Because of my work, my life has changed. I have become someone I not only know but love being with and knowing. I like me some me.
I have grown to understand that the fear of harming others doesn’t mean I will harm them. Rather, it shows my clear intention. It means that I give a shit about my craft enough to respect its mastery for what it is, who I want to be about it, and to all those, I ever have or will get the privilege to sit with, witness, chat with, and be with.
I’ve often heard fear referred to as a stopping agent, as something that breeds doubt or is an indicator of it. In my life, any time fear was present, it wasn’t without good reason. It, too, has intention.
In my life, fear has often presented itself as not a stop, but a signal to ground in and slow down. It’s been an ask if a pause is needed but not necessarily a quit. It’s been a caution sign that some consideration is needed. And in this field, I’ve learned it continues to reveal itself as just that.
That fear is not a NO; it’s a check engine light that turns on to make sure you’re optimally and safely operating according to your true standards.
For as much as I’ve heard fear perpetuated as a cease and desist, I’ve also heard it can mean “Face Everything & Rise.” I see self-love and self-validation as just that: facing everything and choosing to continue, to find your grit, find your center, face ‘what is so’, leverage it ALL as wisdom attuning to the truth of you, and the opportunity to R I S E.
I see self-validating as something to hold sacred and handle with care. It’s something that asks you to consider how you’re operating and what support is needed to ensure it’s fully, optimally, to your highest and best.
It’s what allows us to know who we are, and what’s in our hearts, and considers taking accountability for the institution of boundaries that will help check our own asses if or when we veer too far from the intended course.
I’d like to say I have “human-ing” all figured out. But, the truth is I don’t. I’m just a person like you learning this living thing one day at a time willing to say, “hey, here’s something I’ve learned. How does that land with you in your experiences?”

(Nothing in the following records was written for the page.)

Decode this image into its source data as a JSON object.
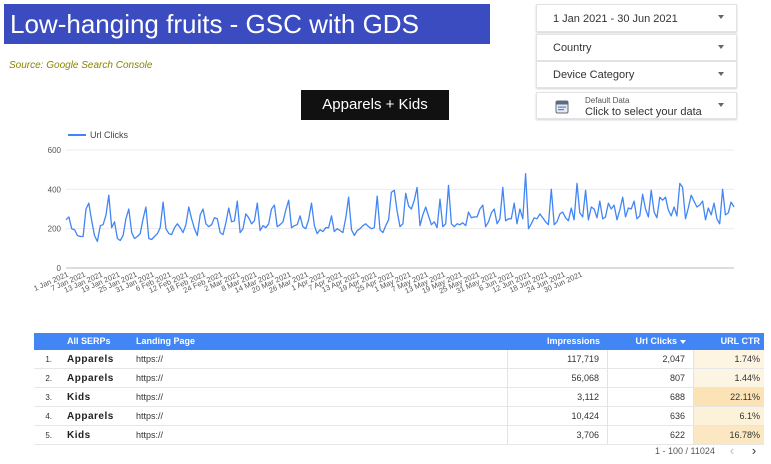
{
  "header": {
    "title": "Low-hanging fruits - GSC with GDS",
    "source": "Source: Google Search Console"
  },
  "controls": {
    "date_range": "1 Jan 2021 - 30 Jun 2021",
    "country": "Country",
    "device_category": "Device Category",
    "data_source_label": "Default Data",
    "data_source_value": "Click to select your data"
  },
  "segment_badge": "Apparels + Kids",
  "colors": {
    "title_banner": "#3b4cc0",
    "line": "#4285f4",
    "table_header": "#4285f4",
    "ctr_heat_low": "#fdf6e6",
    "ctr_heat_high": "#fbe3b6"
  },
  "chart_data": {
    "type": "line",
    "legend": "top-left",
    "grid": true,
    "ylim": [
      0,
      600
    ],
    "yticks": [
      0,
      200,
      400,
      600
    ],
    "xlabel": "",
    "ylabel": "",
    "x_tick_labels": [
      "1 Jan 2021",
      "7 Jan 2021",
      "13 Jan 2021",
      "19 Jan 2021",
      "25 Jan 2021",
      "31 Jan 2021",
      "6 Feb 2021",
      "12 Feb 2021",
      "18 Feb 2021",
      "24 Feb 2021",
      "2 Mar 2021",
      "8 Mar 2021",
      "14 Mar 2021",
      "20 Mar 2021",
      "26 Mar 2021",
      "1 Apr 2021",
      "7 Apr 2021",
      "13 Apr 2021",
      "19 Apr 2021",
      "25 Apr 2021",
      "1 May 2021",
      "7 May 2021",
      "13 May 2021",
      "19 May 2021",
      "25 May 2021",
      "31 May 2021",
      "6 Jun 2021",
      "12 Jun 2021",
      "18 Jun 2021",
      "24 Jun 2021",
      "30 Jun 2021"
    ],
    "series": [
      {
        "name": "Url Clicks",
        "values": [
          245,
          260,
          200,
          195,
          165,
          160,
          160,
          300,
          330,
          240,
          165,
          135,
          215,
          220,
          270,
          370,
          205,
          235,
          150,
          140,
          165,
          250,
          300,
          180,
          150,
          160,
          175,
          250,
          310,
          150,
          145,
          160,
          175,
          205,
          335,
          200,
          175,
          170,
          205,
          225,
          205,
          180,
          220,
          310,
          250,
          200,
          165,
          270,
          300,
          225,
          210,
          220,
          255,
          250,
          180,
          170,
          230,
          305,
          235,
          240,
          340,
          180,
          200,
          275,
          255,
          225,
          240,
          330,
          190,
          215,
          205,
          225,
          300,
          320,
          210,
          220,
          235,
          295,
          345,
          205,
          215,
          220,
          265,
          210,
          200,
          245,
          330,
          215,
          175,
          195,
          185,
          205,
          205,
          265,
          185,
          200,
          190,
          180,
          255,
          360,
          195,
          165,
          190,
          200,
          215,
          225,
          210,
          200,
          205,
          365,
          195,
          180,
          215,
          245,
          385,
          395,
          290,
          210,
          225,
          380,
          315,
          300,
          345,
          410,
          215,
          270,
          310,
          265,
          220,
          235,
          205,
          350,
          210,
          225,
          420,
          225,
          210,
          225,
          220,
          230,
          215,
          285,
          255,
          260,
          260,
          300,
          320,
          210,
          235,
          280,
          300,
          225,
          250,
          410,
          240,
          250,
          250,
          330,
          225,
          300,
          250,
          480,
          200,
          225,
          255,
          250,
          275,
          255,
          235,
          220,
          400,
          220,
          235,
          275,
          285,
          255,
          240,
          305,
          245,
          430,
          280,
          260,
          395,
          245,
          310,
          300,
          255,
          340,
          250,
          260,
          330,
          300,
          320,
          245,
          295,
          360,
          260,
          305,
          300,
          340,
          250,
          265,
          375,
          300,
          260,
          395,
          285,
          255,
          360,
          345,
          360,
          295,
          265,
          310,
          265,
          430,
          410,
          250,
          305,
          370,
          340,
          310,
          320,
          340,
          245,
          305,
          270,
          330,
          250,
          225,
          400,
          270,
          280,
          335,
          310
        ]
      }
    ]
  },
  "table": {
    "columns": [
      "All SERPs",
      "Landing Page",
      "Impressions",
      "Url Clicks",
      "URL CTR"
    ],
    "sorted_column": "Url Clicks",
    "rows": [
      {
        "num": "1.",
        "serp": "Apparels",
        "lp": "https://",
        "imp": "117,719",
        "clk": "2,047",
        "ctr": "1.74%",
        "ctr_level": 0.0787
      },
      {
        "num": "2.",
        "serp": "Apparels",
        "lp": "https://",
        "imp": "56,068",
        "clk": "807",
        "ctr": "1.44%",
        "ctr_level": 0.0651
      },
      {
        "num": "3.",
        "serp": "Kids",
        "lp": "https://",
        "imp": "3,112",
        "clk": "688",
        "ctr": "22.11%",
        "ctr_level": 1.0
      },
      {
        "num": "4.",
        "serp": "Apparels",
        "lp": "https://",
        "imp": "10,424",
        "clk": "636",
        "ctr": "6.1%",
        "ctr_level": 0.2759
      },
      {
        "num": "5.",
        "serp": "Kids",
        "lp": "https://",
        "imp": "3,706",
        "clk": "622",
        "ctr": "16.78%",
        "ctr_level": 0.7589
      }
    ],
    "pagination": "1 - 100 / 11024"
  },
  "icons": {
    "prev": "chevron-left-icon",
    "next": "chevron-right-icon",
    "data_source": "database-icon",
    "dropdown": "caret-down-icon"
  }
}
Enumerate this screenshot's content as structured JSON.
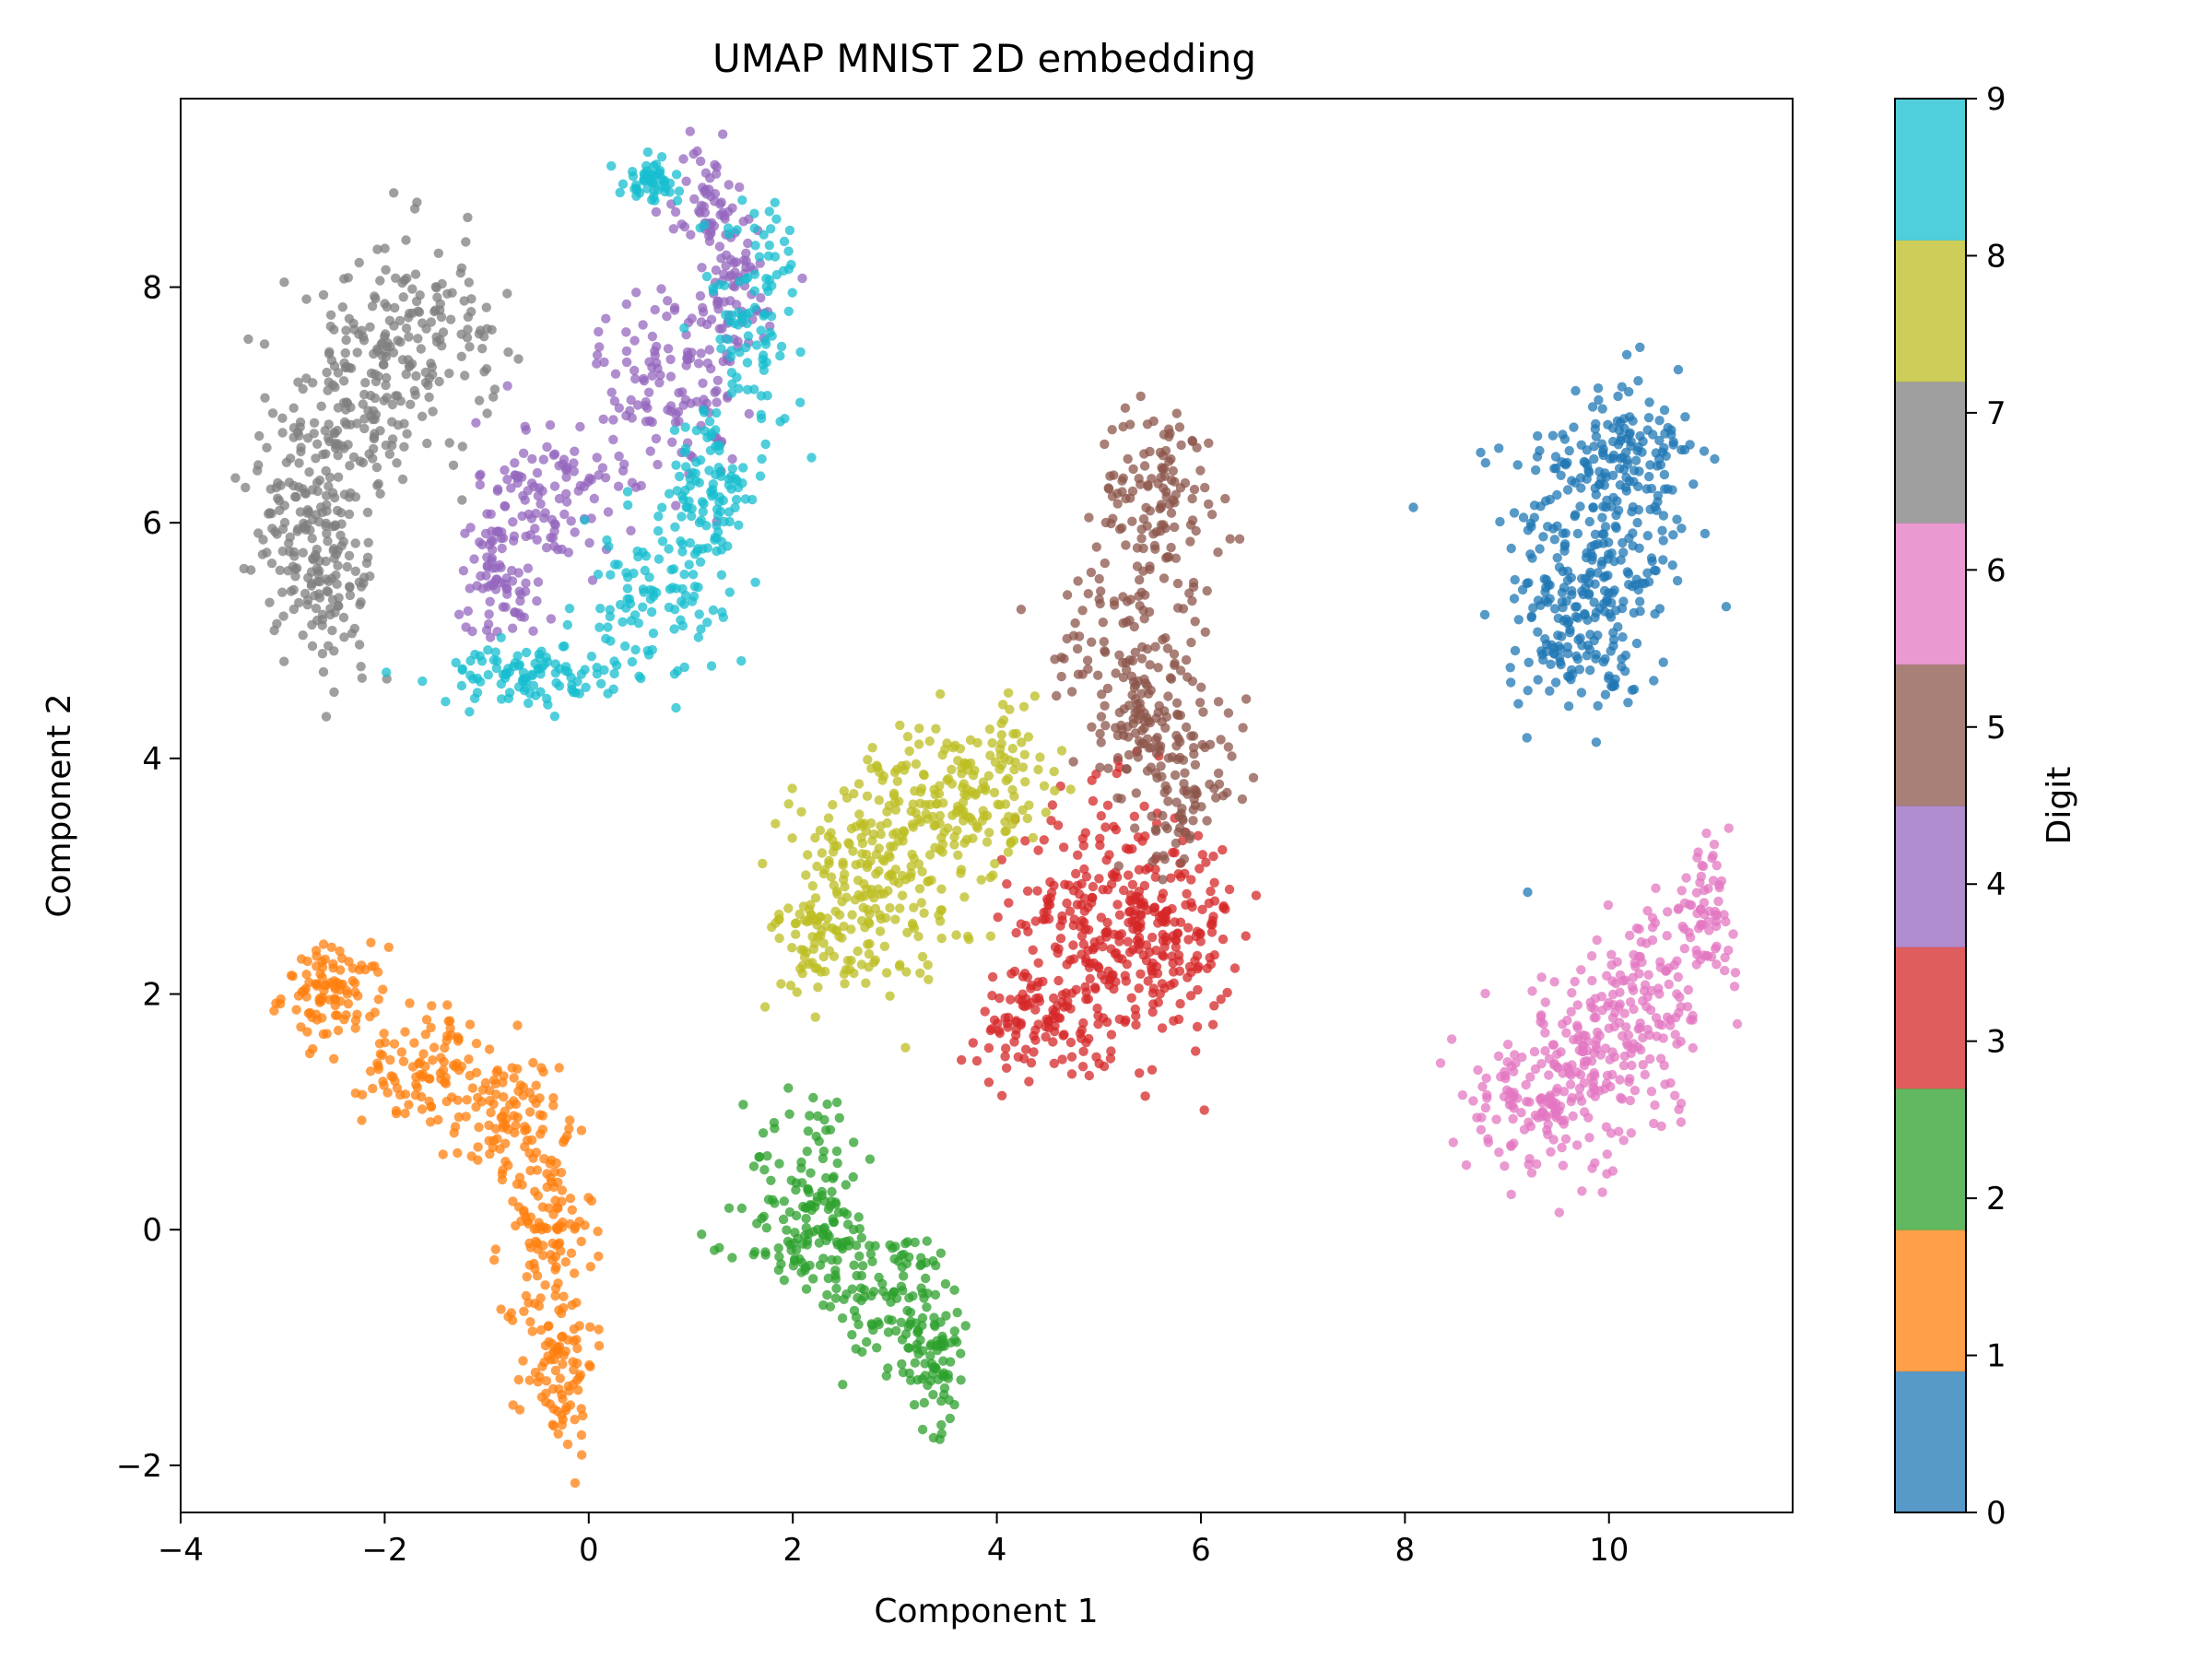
{
  "chart_data": {
    "type": "scatter",
    "title": "UMAP MNIST 2D embedding",
    "xlabel": "Component 1",
    "ylabel": "Component 2",
    "xlim": [
      -4,
      11.8
    ],
    "ylim": [
      -2.4,
      9.6
    ],
    "xticks": [
      -4,
      -2,
      0,
      2,
      4,
      6,
      8,
      10
    ],
    "xtick_labels": [
      "−4",
      "−2",
      "0",
      "2",
      "4",
      "6",
      "8",
      "10"
    ],
    "yticks": [
      -2,
      0,
      2,
      4,
      6,
      8
    ],
    "ytick_labels": [
      "−2",
      "0",
      "2",
      "4",
      "6",
      "8"
    ],
    "grid": false,
    "point_alpha": 0.75,
    "colorbar": {
      "label": "Digit",
      "ticks": [
        "0",
        "1",
        "2",
        "3",
        "4",
        "5",
        "6",
        "7",
        "8",
        "9"
      ],
      "colors": [
        "#1f77b4",
        "#ff7f0e",
        "#2ca02c",
        "#d62728",
        "#9467bd",
        "#8c564b",
        "#e377c2",
        "#7f7f7f",
        "#bcbd22",
        "#17becf"
      ]
    },
    "clusters": [
      {
        "digit": 0,
        "approx_points": 420,
        "regions": [
          {
            "cx": 9.9,
            "cy": 5.8,
            "sx": 0.45,
            "sy": 0.7,
            "w": 3
          },
          {
            "cx": 10.2,
            "cy": 6.6,
            "sx": 0.35,
            "sy": 0.3,
            "w": 1
          },
          {
            "cx": 9.6,
            "cy": 5.0,
            "sx": 0.3,
            "sy": 0.3,
            "w": 1
          }
        ]
      },
      {
        "digit": 1,
        "approx_points": 480,
        "regions": [
          {
            "cx": -2.5,
            "cy": 2.0,
            "sx": 0.25,
            "sy": 0.2,
            "w": 2
          },
          {
            "cx": -1.6,
            "cy": 1.4,
            "sx": 0.3,
            "sy": 0.25,
            "w": 2
          },
          {
            "cx": -0.8,
            "cy": 0.9,
            "sx": 0.25,
            "sy": 0.3,
            "w": 2
          },
          {
            "cx": -0.4,
            "cy": 0.0,
            "sx": 0.22,
            "sy": 0.35,
            "w": 2
          },
          {
            "cx": -0.3,
            "cy": -1.1,
            "sx": 0.18,
            "sy": 0.4,
            "w": 2
          }
        ]
      },
      {
        "digit": 2,
        "approx_points": 330,
        "regions": [
          {
            "cx": 2.2,
            "cy": 0.6,
            "sx": 0.3,
            "sy": 0.35,
            "w": 1
          },
          {
            "cx": 2.2,
            "cy": -0.1,
            "sx": 0.35,
            "sy": 0.25,
            "w": 2
          },
          {
            "cx": 3.1,
            "cy": -0.6,
            "sx": 0.3,
            "sy": 0.3,
            "w": 2
          },
          {
            "cx": 3.4,
            "cy": -1.2,
            "sx": 0.15,
            "sy": 0.25,
            "w": 1
          }
        ]
      },
      {
        "digit": 3,
        "approx_points": 470,
        "regions": [
          {
            "cx": 5.1,
            "cy": 2.6,
            "sx": 0.45,
            "sy": 0.55,
            "w": 3
          },
          {
            "cx": 4.4,
            "cy": 1.8,
            "sx": 0.3,
            "sy": 0.25,
            "w": 1
          },
          {
            "cx": 5.8,
            "cy": 2.5,
            "sx": 0.25,
            "sy": 0.4,
            "w": 1
          }
        ]
      },
      {
        "digit": 4,
        "approx_points": 430,
        "regions": [
          {
            "cx": 1.2,
            "cy": 8.7,
            "sx": 0.18,
            "sy": 0.25,
            "w": 1
          },
          {
            "cx": 0.8,
            "cy": 7.2,
            "sx": 0.35,
            "sy": 0.45,
            "w": 2
          },
          {
            "cx": -0.4,
            "cy": 6.2,
            "sx": 0.35,
            "sy": 0.35,
            "w": 2
          },
          {
            "cx": -0.9,
            "cy": 5.5,
            "sx": 0.2,
            "sy": 0.25,
            "w": 1
          },
          {
            "cx": 1.4,
            "cy": 7.9,
            "sx": 0.25,
            "sy": 0.3,
            "w": 1
          }
        ]
      },
      {
        "digit": 5,
        "approx_points": 380,
        "regions": [
          {
            "cx": 5.6,
            "cy": 6.2,
            "sx": 0.3,
            "sy": 0.4,
            "w": 2
          },
          {
            "cx": 5.2,
            "cy": 5.1,
            "sx": 0.3,
            "sy": 0.35,
            "w": 1
          },
          {
            "cx": 5.5,
            "cy": 4.3,
            "sx": 0.4,
            "sy": 0.35,
            "w": 2
          },
          {
            "cx": 5.8,
            "cy": 3.6,
            "sx": 0.2,
            "sy": 0.3,
            "w": 1
          }
        ]
      },
      {
        "digit": 6,
        "approx_points": 420,
        "regions": [
          {
            "cx": 9.7,
            "cy": 1.3,
            "sx": 0.45,
            "sy": 0.4,
            "w": 3
          },
          {
            "cx": 10.4,
            "cy": 2.0,
            "sx": 0.35,
            "sy": 0.35,
            "w": 2
          },
          {
            "cx": 10.9,
            "cy": 2.7,
            "sx": 0.15,
            "sy": 0.25,
            "w": 1
          },
          {
            "cx": 9.1,
            "cy": 1.0,
            "sx": 0.25,
            "sy": 0.25,
            "w": 1
          }
        ]
      },
      {
        "digit": 7,
        "approx_points": 470,
        "regions": [
          {
            "cx": -2.8,
            "cy": 6.0,
            "sx": 0.25,
            "sy": 0.4,
            "w": 2
          },
          {
            "cx": -2.3,
            "cy": 7.0,
            "sx": 0.35,
            "sy": 0.45,
            "w": 2
          },
          {
            "cx": -1.6,
            "cy": 7.6,
            "sx": 0.35,
            "sy": 0.4,
            "w": 2
          },
          {
            "cx": -2.5,
            "cy": 5.3,
            "sx": 0.2,
            "sy": 0.3,
            "w": 1
          }
        ]
      },
      {
        "digit": 8,
        "approx_points": 440,
        "regions": [
          {
            "cx": 2.8,
            "cy": 3.0,
            "sx": 0.45,
            "sy": 0.45,
            "w": 3
          },
          {
            "cx": 3.5,
            "cy": 3.6,
            "sx": 0.35,
            "sy": 0.35,
            "w": 2
          },
          {
            "cx": 2.3,
            "cy": 2.4,
            "sx": 0.25,
            "sy": 0.2,
            "w": 1
          },
          {
            "cx": 4.1,
            "cy": 3.9,
            "sx": 0.3,
            "sy": 0.3,
            "w": 1
          }
        ]
      },
      {
        "digit": 9,
        "approx_points": 450,
        "regions": [
          {
            "cx": 0.6,
            "cy": 5.3,
            "sx": 0.35,
            "sy": 0.35,
            "w": 2
          },
          {
            "cx": -0.6,
            "cy": 4.7,
            "sx": 0.45,
            "sy": 0.12,
            "w": 2
          },
          {
            "cx": 1.2,
            "cy": 6.2,
            "sx": 0.2,
            "sy": 0.4,
            "w": 2
          },
          {
            "cx": 1.6,
            "cy": 7.8,
            "sx": 0.25,
            "sy": 0.5,
            "w": 2
          },
          {
            "cx": 0.6,
            "cy": 8.9,
            "sx": 0.15,
            "sy": 0.08,
            "w": 1
          }
        ]
      }
    ]
  }
}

I’m just someone who happens to have the highest of intentions for myself and what I offer the world. And at the same time, I Am one who also knows and allows that I will make mistakes. I will fuck up. I will not know it all. And, I will be inconsistent in my humanity because I was not born of a rock, but of a being that requires I will evolve, like it & they have, like it or not.
Because I know this and commit daily to continue knowing myself, I also know fucking up to be a true fear of mine because I just happen to hold the credence to do my best at doing no harm.
And in light of my humanity, in light of honesty, in light of humility, what I hold true is that I know my intentions are good. But, I choose to hold unbiased support to also do my part to ensure I afford myself the opportunity to remain as close to what I lovingly intend as I can.
All we can do in this life is our best.
I’ve learned that means knowing who you are and what it (your best) means. I’ve learned it means that we won’t be without fear or fuck ups. Rather, that fear often is a signal that we deeply care and want to be careful with not only who we are but who we encounter.
Self-validating allows us to acknowledge that to ensure we’re doing our best we need to do what is necessary to support us in being accountable for it.
How do you actively acknowledge your best?
What accountability do you practice to ensure its existence?
What self-validations do you allow & where is there room for (internal or external) support?